Author: Dr John Purcell, Policy Adviser Environmental, social, and governance ‘ESG’, CPA Australia
In its January 2020 annual survey of perceptions of thirty global risks, the World Economic Forum (WEF) ranked infectious diseases tenth in terms of impact, though well down in the bottom-half of expected likelihood. There is no need to repeat here how 2020 has tragically unfolded.
Pandemics fall into that hugely problematic economic phenomenon of ‘black swan’ events for which there are few ‘playbooks’ at hand for governments, policymakers and regulators to manoeuvre through the crisis. Other ‘black swan’ events include cyberattacks, terrorist attacks and extreme weather events.
It would be naïve to suggest that our systems of economic regulation and market oversight could be engineered to futureproof against eventualities both indeterminant and incalculable. Nevertheless, what the coronavirus pandemic has laid bare is the piecemeal fashion in which law reform is undertaken, along with the risks of winding down institutional and system-wide capacity.
Insolvency law is in the frontline of these stresses. It performs a pivotal economic role working through the multiple consequences of corporate collapse and transmitting to individuals – creditors, directors and owners – the financial, and in turn human, consequences of irreversible and irretrievable losses. Whilst also providing means of ‘rehabilitation’ for both assets and persons.

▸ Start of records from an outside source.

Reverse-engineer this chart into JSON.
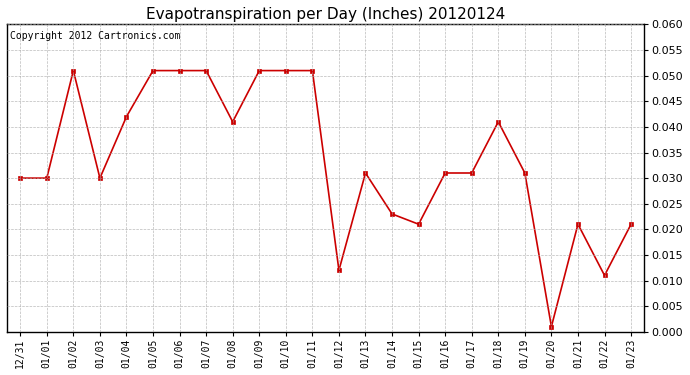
{
  "title": "Evapotranspiration per Day (Inches) 20120124",
  "copyright_text": "Copyright 2012 Cartronics.com",
  "x_labels": [
    "12/31",
    "01/01",
    "01/02",
    "01/03",
    "01/04",
    "01/05",
    "01/06",
    "01/07",
    "01/08",
    "01/09",
    "01/10",
    "01/11",
    "01/12",
    "01/13",
    "01/14",
    "01/15",
    "01/16",
    "01/17",
    "01/18",
    "01/19",
    "01/20",
    "01/21",
    "01/22",
    "01/23"
  ],
  "y_values": [
    0.03,
    0.03,
    0.051,
    0.03,
    0.042,
    0.051,
    0.051,
    0.051,
    0.041,
    0.051,
    0.051,
    0.051,
    0.012,
    0.031,
    0.023,
    0.021,
    0.031,
    0.031,
    0.041,
    0.031,
    0.001,
    0.021,
    0.011,
    0.021
  ],
  "line_color": "#cc0000",
  "marker": "s",
  "marker_size": 3,
  "marker_color": "#cc0000",
  "ylim": [
    0.0,
    0.06
  ],
  "ytick_step": 0.005,
  "background_color": "#ffffff",
  "grid_color": "#aaaaaa",
  "title_fontsize": 11,
  "copyright_fontsize": 7,
  "tick_fontsize": 7,
  "ytick_fontsize": 8
}
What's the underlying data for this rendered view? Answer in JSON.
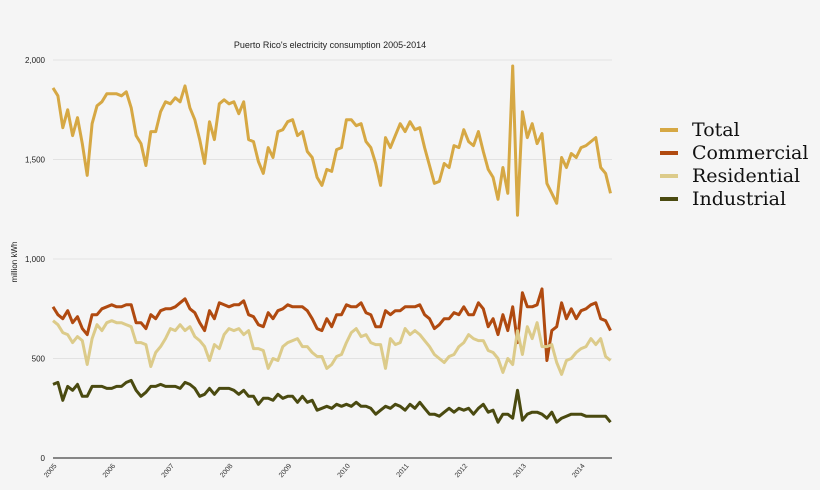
{
  "chart_data": {
    "type": "line",
    "title": "Puerto Rico's electricity consumption 2005-2014",
    "xlabel": "",
    "ylabel": "million kWh",
    "ylim": [
      0,
      2000
    ],
    "yticks": [
      "0",
      "500",
      "1,000",
      "1,500",
      "2,000"
    ],
    "ytick_values": [
      0,
      500,
      1000,
      1500,
      2000
    ],
    "xticks": [
      "2005",
      "2006",
      "2007",
      "2008",
      "2009",
      "2010",
      "2011",
      "2012",
      "2013",
      "2014"
    ],
    "x_start": "2005-01",
    "x_end": "2014-07",
    "x_frequency": "monthly",
    "grid": true,
    "legend_position": "right",
    "series": [
      {
        "name": "Total",
        "color": "#d6a844",
        "values": [
          1860,
          1820,
          1660,
          1750,
          1620,
          1710,
          1580,
          1420,
          1680,
          1770,
          1790,
          1830,
          1830,
          1830,
          1820,
          1840,
          1760,
          1620,
          1580,
          1470,
          1640,
          1640,
          1740,
          1790,
          1780,
          1810,
          1790,
          1870,
          1760,
          1700,
          1600,
          1480,
          1690,
          1600,
          1780,
          1800,
          1780,
          1790,
          1730,
          1790,
          1600,
          1590,
          1490,
          1430,
          1560,
          1510,
          1640,
          1650,
          1690,
          1700,
          1620,
          1640,
          1540,
          1510,
          1410,
          1370,
          1450,
          1440,
          1550,
          1560,
          1700,
          1700,
          1670,
          1680,
          1590,
          1560,
          1480,
          1370,
          1610,
          1560,
          1620,
          1680,
          1640,
          1690,
          1650,
          1660,
          1560,
          1470,
          1380,
          1390,
          1480,
          1460,
          1570,
          1560,
          1650,
          1590,
          1570,
          1640,
          1540,
          1450,
          1410,
          1300,
          1460,
          1330,
          1970,
          1220,
          1740,
          1610,
          1680,
          1580,
          1630,
          1380,
          1330,
          1280,
          1510,
          1460,
          1530,
          1510,
          1560,
          1570,
          1590,
          1610,
          1460,
          1430,
          1330
        ]
      },
      {
        "name": "Commercial",
        "color": "#b04a10",
        "values": [
          760,
          720,
          700,
          740,
          680,
          710,
          650,
          620,
          720,
          720,
          750,
          760,
          770,
          760,
          760,
          770,
          770,
          680,
          680,
          650,
          720,
          700,
          740,
          750,
          750,
          760,
          780,
          800,
          750,
          730,
          680,
          640,
          740,
          700,
          780,
          770,
          760,
          770,
          770,
          790,
          720,
          710,
          670,
          660,
          730,
          700,
          740,
          750,
          770,
          760,
          760,
          760,
          740,
          700,
          650,
          640,
          700,
          660,
          720,
          720,
          770,
          760,
          760,
          780,
          730,
          720,
          660,
          660,
          740,
          720,
          740,
          740,
          760,
          760,
          760,
          770,
          720,
          700,
          650,
          670,
          700,
          700,
          730,
          720,
          760,
          720,
          720,
          780,
          750,
          660,
          700,
          620,
          720,
          640,
          760,
          580,
          830,
          760,
          760,
          770,
          850,
          490,
          640,
          660,
          780,
          700,
          750,
          700,
          740,
          750,
          770,
          780,
          700,
          690,
          640
        ]
      },
      {
        "name": "Residential",
        "color": "#dccb8a",
        "values": [
          690,
          670,
          630,
          620,
          580,
          610,
          590,
          470,
          600,
          670,
          640,
          680,
          690,
          680,
          680,
          670,
          660,
          580,
          580,
          570,
          460,
          530,
          560,
          600,
          650,
          640,
          670,
          640,
          660,
          610,
          590,
          560,
          490,
          570,
          550,
          620,
          650,
          640,
          650,
          620,
          640,
          550,
          550,
          540,
          450,
          500,
          490,
          560,
          580,
          590,
          600,
          560,
          560,
          530,
          510,
          510,
          450,
          470,
          510,
          520,
          580,
          630,
          650,
          610,
          620,
          580,
          570,
          570,
          450,
          600,
          570,
          580,
          650,
          620,
          640,
          620,
          590,
          560,
          520,
          500,
          480,
          510,
          520,
          560,
          580,
          620,
          600,
          590,
          590,
          540,
          530,
          500,
          430,
          500,
          470,
          640,
          520,
          660,
          600,
          680,
          560,
          560,
          570,
          480,
          420,
          490,
          500,
          530,
          550,
          560,
          600,
          570,
          600,
          510,
          490
        ]
      },
      {
        "name": "Industrial",
        "color": "#4a4a10",
        "values": [
          370,
          380,
          290,
          360,
          340,
          370,
          310,
          310,
          360,
          360,
          360,
          350,
          350,
          360,
          360,
          380,
          390,
          340,
          310,
          330,
          360,
          360,
          370,
          360,
          360,
          360,
          350,
          380,
          370,
          350,
          310,
          320,
          350,
          320,
          350,
          350,
          350,
          340,
          320,
          340,
          310,
          310,
          270,
          300,
          300,
          290,
          320,
          300,
          310,
          310,
          280,
          310,
          280,
          290,
          240,
          250,
          260,
          250,
          270,
          260,
          270,
          260,
          280,
          260,
          260,
          250,
          220,
          240,
          260,
          250,
          270,
          260,
          240,
          270,
          250,
          280,
          250,
          220,
          220,
          210,
          230,
          250,
          230,
          250,
          240,
          250,
          220,
          250,
          270,
          230,
          240,
          180,
          220,
          220,
          200,
          340,
          190,
          220,
          230,
          230,
          220,
          200,
          230,
          180,
          200,
          210,
          220,
          220,
          220,
          210,
          210,
          210,
          210,
          210,
          180
        ]
      }
    ]
  }
}
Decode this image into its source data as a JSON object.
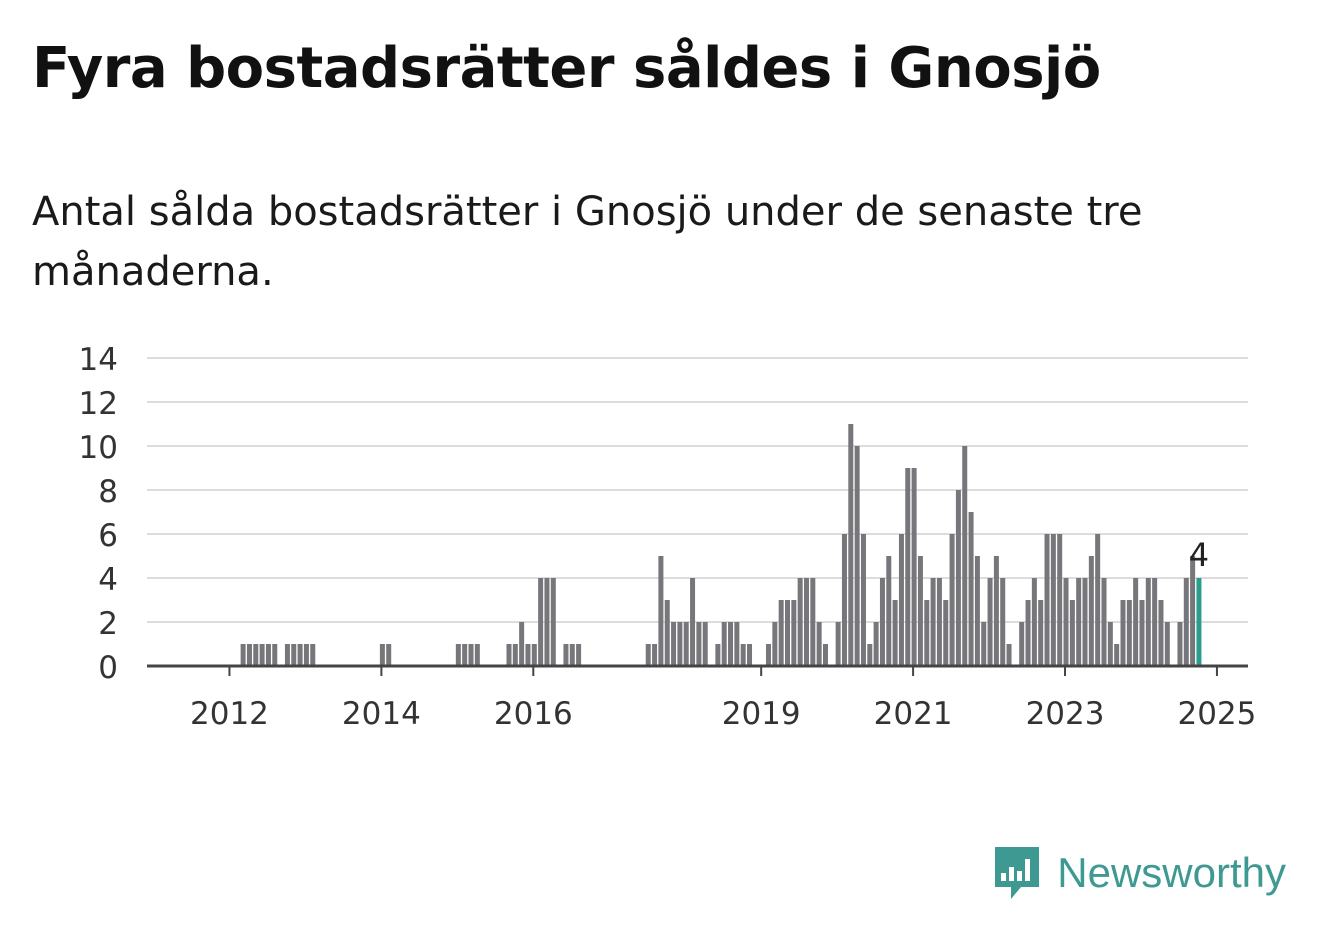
{
  "header": {
    "title": "Fyra bostadsrätter såldes i Gnosjö",
    "subtitle": "Antal sålda bostadsrätter i Gnosjö under de senaste tre månaderna."
  },
  "brand": {
    "name": "Newsworthy",
    "icon": "newsworthy-logo-icon",
    "color": "#3d9991"
  },
  "chart_data": {
    "type": "bar",
    "x_ticks": [
      "2012",
      "2014",
      "2016",
      "2019",
      "2021",
      "2023",
      "2025"
    ],
    "y_ticks": [
      "0",
      "2",
      "4",
      "6",
      "8",
      "10",
      "12",
      "14"
    ],
    "ylim": [
      0,
      14
    ],
    "grid": true,
    "bar_color": "#76767b",
    "highlight_color": "#2a9d8f",
    "highlight_label": "4",
    "series": [
      {
        "values": [
          0,
          0,
          0,
          0,
          0,
          0,
          0,
          0,
          0,
          0,
          0,
          0,
          0,
          0,
          1,
          1,
          1,
          1,
          1,
          1,
          0,
          1,
          1,
          1,
          1,
          1,
          0,
          0,
          0,
          0,
          0,
          0,
          0,
          0,
          0,
          0,
          1,
          1,
          0,
          0,
          0,
          0,
          0,
          0,
          0,
          0,
          0,
          0,
          1,
          1,
          1,
          1,
          0,
          0,
          0,
          0,
          1,
          1,
          2,
          1,
          1,
          4,
          4,
          4,
          0,
          1,
          1,
          1,
          0,
          0,
          0,
          0,
          0,
          0,
          0,
          0,
          0,
          0,
          1,
          1,
          5,
          3,
          2,
          2,
          2,
          4,
          2,
          2,
          0,
          1,
          2,
          2,
          2,
          1,
          1,
          0,
          0,
          1,
          2,
          3,
          3,
          3,
          4,
          4,
          4,
          2,
          1,
          0,
          2,
          6,
          11,
          10,
          6,
          1,
          2,
          4,
          5,
          3,
          6,
          9,
          9,
          5,
          3,
          4,
          4,
          3,
          6,
          8,
          10,
          7,
          5,
          2,
          4,
          5,
          4,
          1,
          0,
          2,
          3,
          4,
          3,
          6,
          6,
          6,
          4,
          3,
          4,
          4,
          5,
          6,
          4,
          2,
          1,
          3,
          3,
          4,
          3,
          4,
          4,
          3,
          2,
          0,
          2,
          4,
          5,
          4
        ]
      }
    ]
  }
}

Business financial stress and collapse is inevitable; an expected, acceptable and necessary outcome in any market economy. Australia’s corporate insolvency laws and system has handled the ebb and flow of corporate failure associated with the impact of economic cycles and those instances of significant individual corporate collapse. Two interrelated matters of significant tension have now, nevertheless, become apparent as the coronavirus-related economic crisis unfolds:
- The temporary changes to insolvency law announced in March are holding back the floodgates of a now widely expected surge in insolvencies. This poses systems challenges extending into the future, which if not adequately addressed, will leave a legacy of a large number of ‘zombie’ companies dragging on the economy.
- Whilst the external administration provisions of the Corporations Act have been progressively revised and augmented, the broad structure of the system is still that introduced in 1993; the cornerstones of which are the voluntary administration/deed of company arrangement, insolvent trading and statutory demand provisions. The insolvency system will play a key role in Australia’s path to economic recovery and, if it wasn’t already apparent, a deeper wide-ranging review is much needed.
Deeper challenges and opportunities are around: (i) where emphasis is placed, (ii) what the most suitable statutory and administrative mechanisms might be, recognising the diverse nature of the Australian economy whose participants are of widely differing size and complexity, and (iii) what are acceptable trade-offs acknowledging that there can be no perfect solution.
Given the overarching reality of insolvency law, the following are some of the issues which might be considered in a review:
- As part of a framework which has wide economic and social implications, the funding of the insolvency system may need greater orientation towards ensuring adequate capacity in terms of professional and technical resource at both the regulator and practitioner level. This means funding that incentivises and places a fairer burden on that which is the subject of regulation – the broad body of registered companies.
- There is longstanding concern about the dual, but interrelated, realities of applying ‘one size fits all’ business recovery and liquidation processes, and the increasing frequency of either asset-less or minimal liquidated asset insolvencies. These longstanding challenges warrant a ‘whole of system’ approach.
- As the impacts of the pandemic progress, government policy will increasingly be focused on rebuilding the economy. The challenge in reshaping insolvency law may involve balancing the urge for a more laissez faire approach to corporate conduct, with a broader opportunity to rethink the inclusiveness of our capitalist market system. Such matters are far more than esoteric contemplation, affecting the shape and future direction of key areas of the law, including the enforceability of secured rights and safe harbour protection from director personal liability for insolvent trading.
If the Global Finance Crisis (GFC) is seen as an appropriate reference, COVID-19 could trigger well in excess of 10,000 corporate insolvencies working their way through the system on an annual basis. These daunting numbers will place significant stress on both the insolvency system and the economy more broadly; potentially impeding recovery.
A fatalistic view would regard this as consequence of the ‘black swan’ character of the pandemic. Nevertheless, what might actually be revealed is a failure of collective will to positively influence this critical part of our legal and economic system.
As many of the lessons from the GFC seem to have been forgotten, it would be a tragedy to likewise not grasp the opportunity at hand to build a better corporate insolvency system.